他臉上泛起嘲弄之色,以一種居高臨下的姿態半垂著眸子看她,“是麼,你覺得他當初待我不薄,所以我也應該對他好?那麼你呢?我難道對你不夠好?可你怎麼對我?你對我所做的一切不屑一顧,視如敝屣,你怎麼就忍心了?”
她咬著唇沉默不語,他自上而下地掃了她一眼,似在審視,眸中帶著不恥,“當真可笑,天底下最無情無義的女人,竟指責我對一個侵我國土、殺我族人的敵人無情無義?在你眼中,我安逸就該對別人摳心挖肺,然後默默忍受別人對我的恣意踐踏?”
她的臉有些蒼白,“安逸,你明知我不是那個意思,何必這麼說,你若恨我,殺我解恨就是。

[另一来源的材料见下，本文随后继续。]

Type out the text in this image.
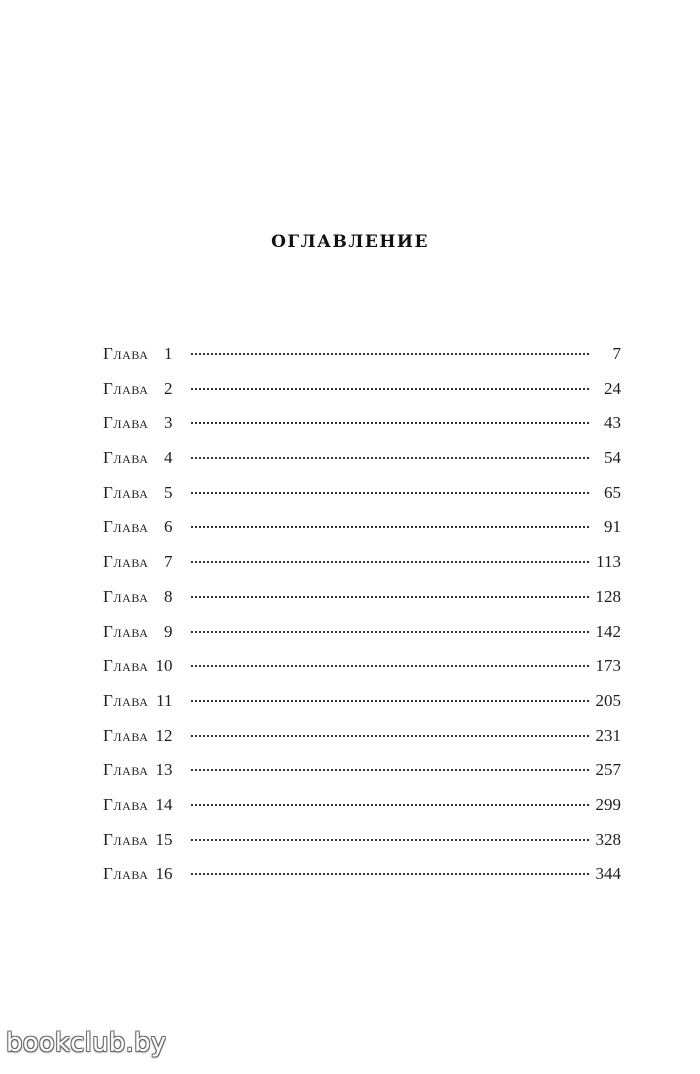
ОГЛАВЛЕНИЕ
Глава 1	7
Глава 2	24
Глава 3	43
Глава 4	54
Глава 5	65
Глава 6	91
Глава 7	113
Глава 8	128
Глава 9	142
Глава 10	173
Глава 11	205
Глава 12	231
Глава 13	257
Глава 14	299
Глава 15	328
Глава 16	344
bookclub.by
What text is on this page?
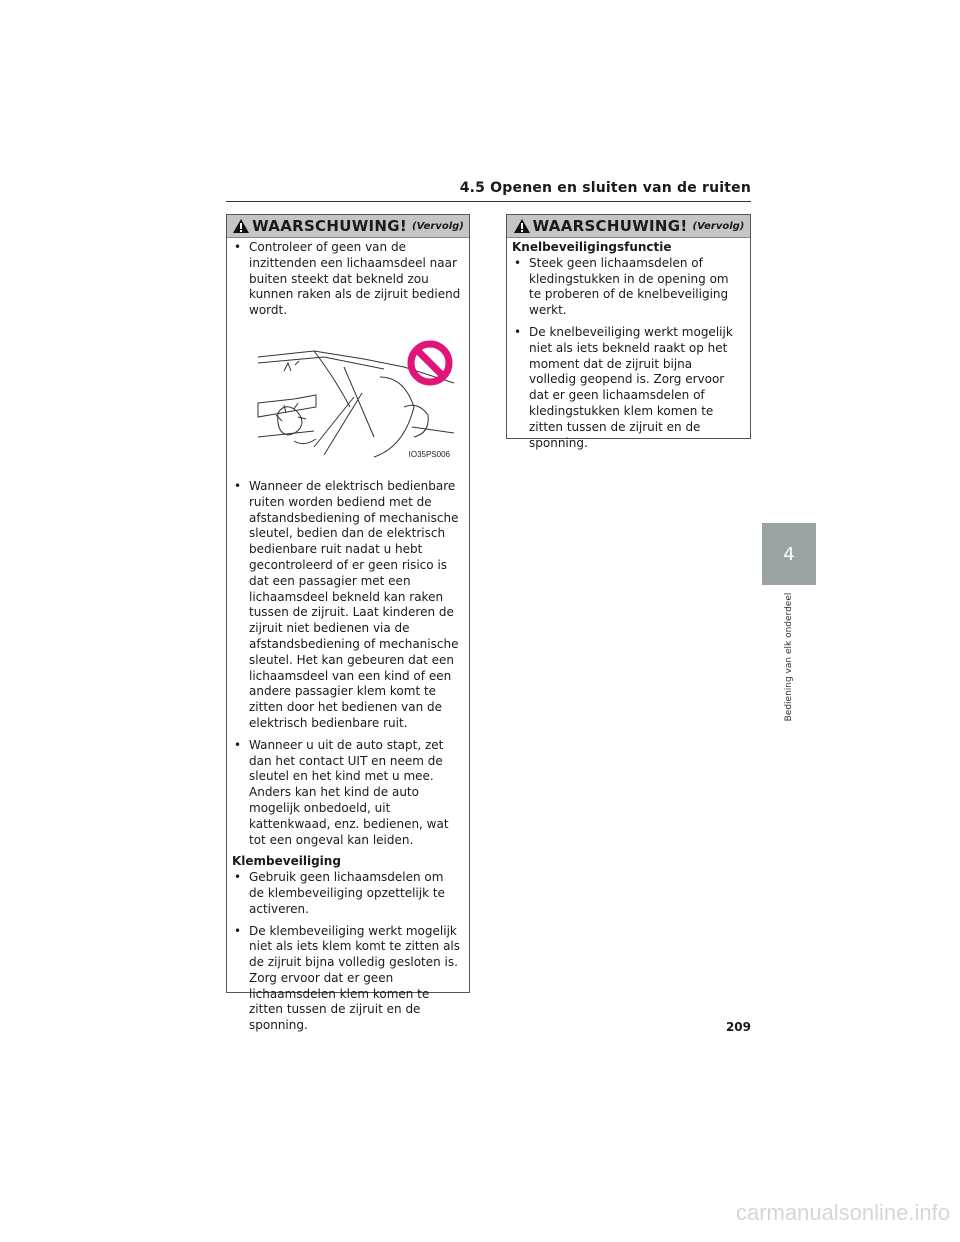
4.5 Openen en sluiten van de ruiten
WAARSCHUWING! (Vervolg)
• Controleer of geen van de inzittenden een lichaamsdeel naar buiten steekt dat bekneld zou kunnen raken als de zijruit bediend wordt.
IO35PS006
• Wanneer de elektrisch bedienbare ruiten worden bediend met de afstandsbediening of mechanische sleutel, bedien dan de elektrisch bedienbare ruit nadat u hebt gecontroleerd of er geen risico is dat een passagier met een lichaamsdeel bekneld kan raken tussen de zijruit. Laat kinderen de zijruit niet bedienen via de afstandsbediening of mechanische sleutel. Het kan gebeuren dat een lichaamsdeel van een kind of een andere passagier klem komt te zitten door het bedienen van de elektrisch bedienbare ruit.
• Wanneer u uit de auto stapt, zet dan het contact UIT en neem de sleutel en het kind met u mee. Anders kan het kind de auto mogelijk onbedoeld, uit kattenkwaad, enz. bedienen, wat tot een ongeval kan leiden.
Klembeveiliging
• Gebruik geen lichaamsdelen om de klembeveiliging opzettelijk te activeren.
• De klembeveiliging werkt mogelijk niet als iets klem komt te zitten als de zijruit bijna volledig gesloten is. Zorg ervoor dat er geen lichaamsdelen klem komen te zitten tussen de zijruit en de sponning.
WAARSCHUWING! (Vervolg)
Knelbeveiligingsfunctie
• Steek geen lichaamsdelen of kledingstukken in de opening om te proberen of de knelbeveiliging werkt.
• De knelbeveiliging werkt mogelijk niet als iets bekneld raakt op het moment dat de zijruit bijna volledig geopend is. Zorg ervoor dat er geen lichaamsdelen of kledingstukken klem komen te zitten tussen de zijruit en de sponning.
4
Bediening van elk onderdeel
209
carmanualsonline.info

”
“你以為我不會嗎?”他忽然朝她傾前身子,微微彎腰與她平視,他的臉與她貼得極近,呼吸之間氣息拂到她的臉上,“葉萱,你說得對,你再不是從前的葉子了,今日在校場上,我差點就忍不住殺了你。”
他的聲音始終冷漠平靜,雖離她極近,聽著卻似自千里外傳來,讓她心底泛起一陣極細的寒慄。她想起在校場上,那支原本瞄準她眉心的箭。
“不過我最後還是忍住了,你知道為什麼嗎?”他又站直了身子,有淺淺的笑意自嘴角漾開,“你不是愛燕詡嗎?我要留著你條命,讓你看著我是怎麼取他首級,親自掛到禹城城牆,以慰魏太子在天之靈。”

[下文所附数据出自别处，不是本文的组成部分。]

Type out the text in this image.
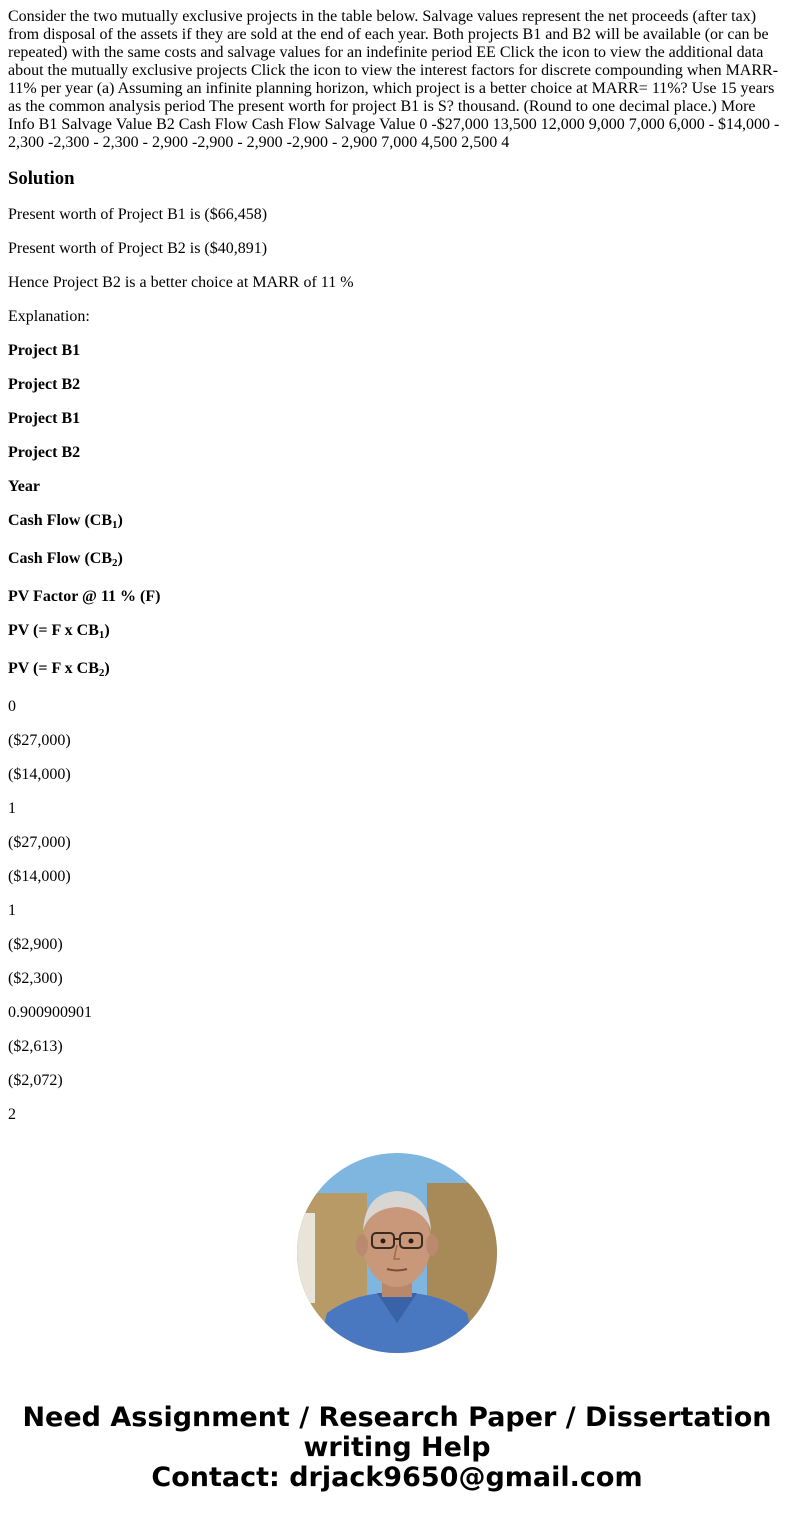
Consider the two mutually exclusive projects in the table below. Salvage values represent the net proceeds (after tax) from disposal of the assets if they are sold at the end of each year. Both projects B1 and B2 will be available (or can be repeated) with the same costs and salvage values for an indefinite period EE Click the icon to view the additional data about the mutually exclusive projects Click the icon to view the interest factors for discrete compounding when MARR-11% per year (a) Assuming an infinite planning horizon, which project is a better choice at MARR= 11%? Use 15 years as the common analysis period The present worth for project B1 is S? thousand. (Round to one decimal place.) More Info B1 Salvage Value B2 Cash Flow Cash Flow Salvage Value 0 -$27,000 13,500 12,000 9,000 7,000 6,000 - $14,000 - 2,300 -2,300 - 2,300 - 2,900 -2,900 - 2,900 -2,900 - 2,900 7,000 4,500 2,500 4
Solution

Present worth of Project B1 is ($66,458)

Present worth of Project B2 is ($40,891)

Hence Project B2 is a better choice at MARR of 11 %

Explanation:

Project B1

Project B2

Project B1

Project B2

Year

Cash Flow $(CB_1)$

Cash Flow $(CB_2)$

PV Factor @ 11 % (F)

PV (= F x $CB_1$)

PV (= F x $CB_2$)

0

($27,000)

($14,000)

1

($27,000)

($14,000)

1

($2,900)

($2,300)

0.900900901

($2,613)

($2,072)

2

Need Assignment / Research Paper / Dissertation
writing Help
Contact: drjack9650@gmail.com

昨晚在姜寐的帳中,他已認出了她——那種烤羊肉的方法,是他教她的。她的記憶沒了,但有些東西是本能,就像鳧水,一旦學會了便根深蒂固,一輩子刻入腦中。然而她的主觀意識卻選擇了接受另一個人,將他這段過去抹掉了。
他不怪她沒了記憶,他恨的,是她在知道事情真相後的選擇。
在認出她,並知道她是被姜寐俘虜的時候,他既驚訝又怨恨。驚訝她為何不留在翼城,而是居然跟著燕詡跑到這兵荒馬亂的地方。同時又恨她,在身為俘虜命懸一線時,竟不肯向他求助。當時在姜寐帳中,她若肯主動相認,他定會向姜寐討人帶她走的。可她寧願繼續苟且偷生當個俘虜,也不願意向他開口?

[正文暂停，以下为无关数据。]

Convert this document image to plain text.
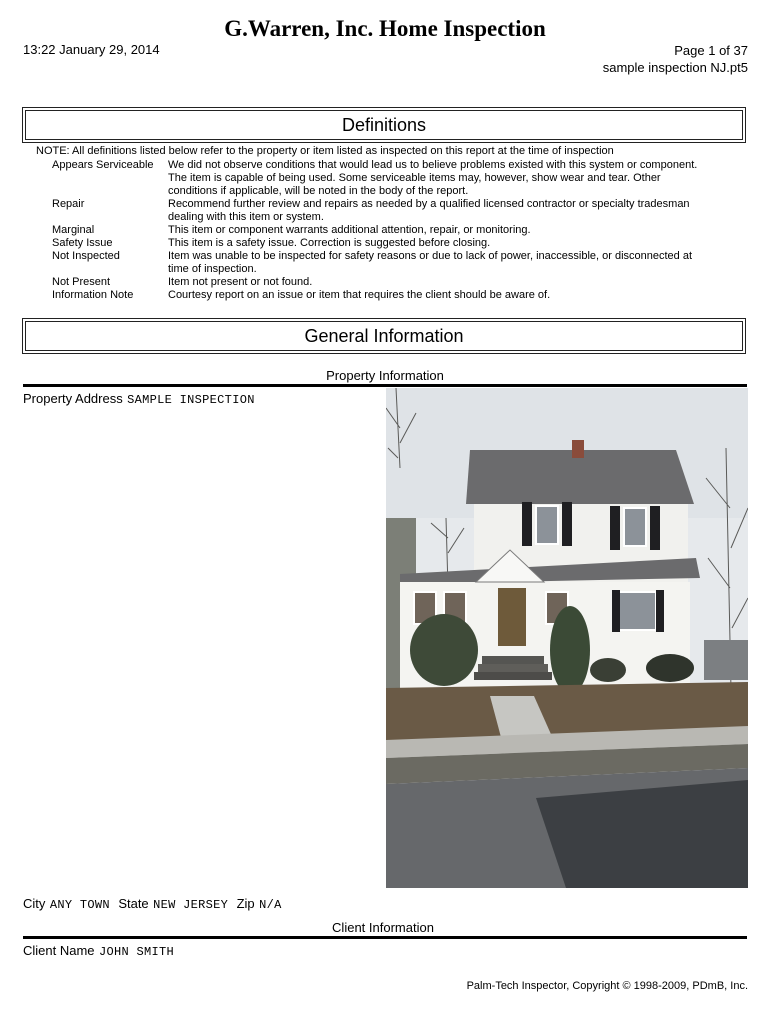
G.Warren, Inc. Home Inspection
13:22 January 29, 2014	Page 1 of 37
sample inspection NJ.pt5
Definitions
NOTE: All definitions listed below refer to the property or item listed as inspected on this report at the time of inspection
Appears Serviceable	We did not observe conditions that would lead us to believe problems existed with this system or component.
The item is capable of being used. Some serviceable items may, however, show wear and tear. Other
conditions if applicable, will be noted in the body of the report.
Repair	Recommend further review and repairs as needed by a qualified licensed contractor or specialty tradesman
dealing with this item or system.
Marginal	This item or component warrants additional attention, repair, or monitoring.
Safety Issue	This item is a safety issue. Correction is suggested before closing.
Not Inspected	Item was unable to be inspected for safety reasons or due to lack of power, inaccessible, or disconnected at
time of inspection.
Not Present	Item not present or not found.
Information Note	Courtesy report on an issue or item that requires the client should be aware of.
General Information
Property Information
Property Address SAMPLE INSPECTION
City ANY TOWN State NEW JERSEY Zip N/A
Client Information
Client Name JOHN SMITH
Palm-Tech Inspector, Copyright © 1998-2009, PDmB, Inc.
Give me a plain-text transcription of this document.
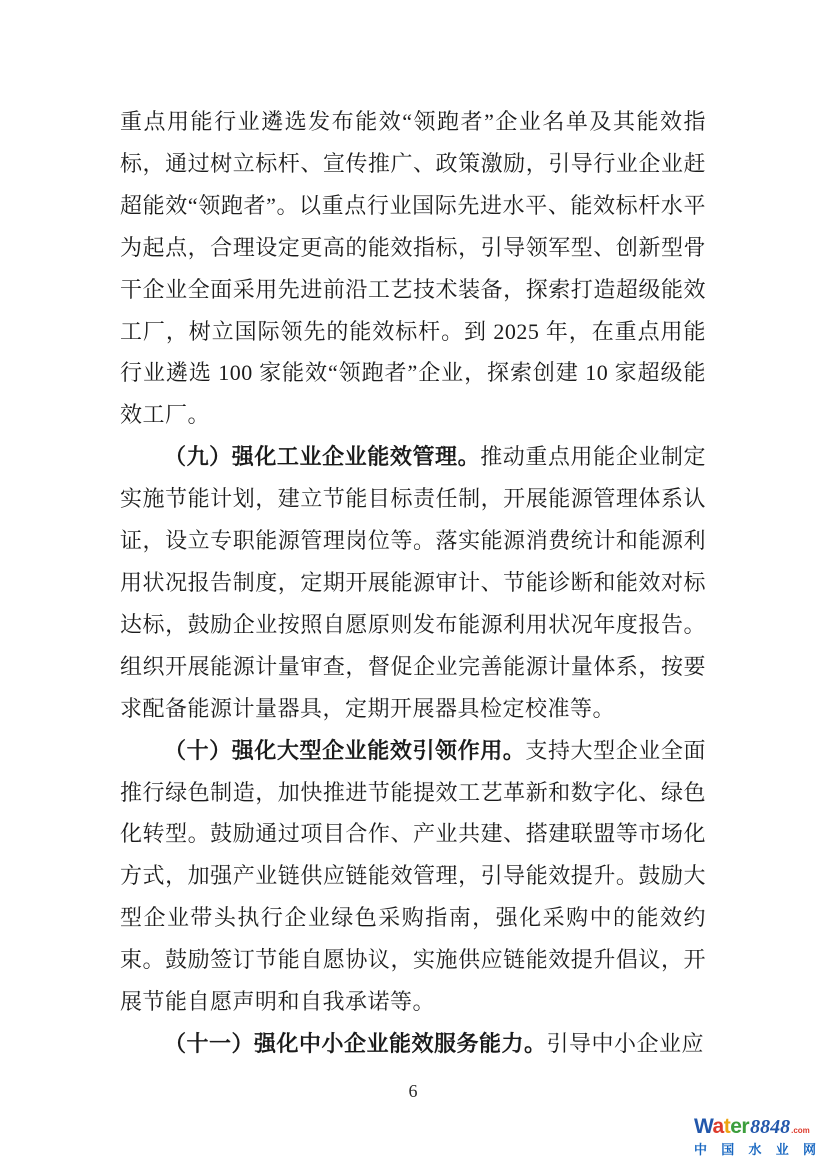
重点用能行业遴选发布能效“领跑者”企业名单及其能效指标，通过树立标杆、宣传推广、政策激励，引导行业企业赶超能效“领跑者”。以重点行业国际先进水平、能效标杆水平为起点，合理设定更高的能效指标，引导领军型、创新型骨干企业全面采用先进前沿工艺技术装备，探索打造超级能效工厂，树立国际领先的能效标杆。到 2025 年，在重点用能行业遴选 100 家能效“领跑者”企业，探索创建 10 家超级能效工厂。

（九）强化工业企业能效管理。推动重点用能企业制定实施节能计划，建立节能目标责任制，开展能源管理体系认证，设立专职能源管理岗位等。落实能源消费统计和能源利用状况报告制度，定期开展能源审计、节能诊断和能效对标达标，鼓励企业按照自愿原则发布能源利用状况年度报告。组织开展能源计量审查，督促企业完善能源计量体系，按要求配备能源计量器具，定期开展器具检定校准等。

（十）强化大型企业能效引领作用。支持大型企业全面推行绿色制造，加快推进节能提效工艺革新和数字化、绿色化转型。鼓励通过项目合作、产业共建、搭建联盟等市场化方式，加强产业链供应链能效管理，引导能效提升。鼓励大型企业带头执行企业绿色采购指南，强化采购中的能效约束。鼓励签订节能自愿协议，实施供应链能效提升倡议，开展节能自愿声明和自我承诺等。

（十一）强化中小企业能效服务能力。引导中小企业应

6
Water 8848 .com
中 国 水 业 网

離開大帳的那一刻,他臉上平靜得沒有一絲波瀾,心裡卻是狂風怒號。
他今日故意提出要她做靶子,就是想看看她驚慌無措的樣子,想逼得她不得不向他開口求助。可恨的是,她寧願死……也咬緊牙關。
當他拉開弓,扣上第三根箭矢時,有那麼一剎那,他是真的動了殺意。只是,箭離弦前的一刻,那雖瘦弱卻依然挺直的身軀,還有那雙睜得大大的,一眨不眨盯著他看的眸子,終是讓他的心在最後一刻軟了下來。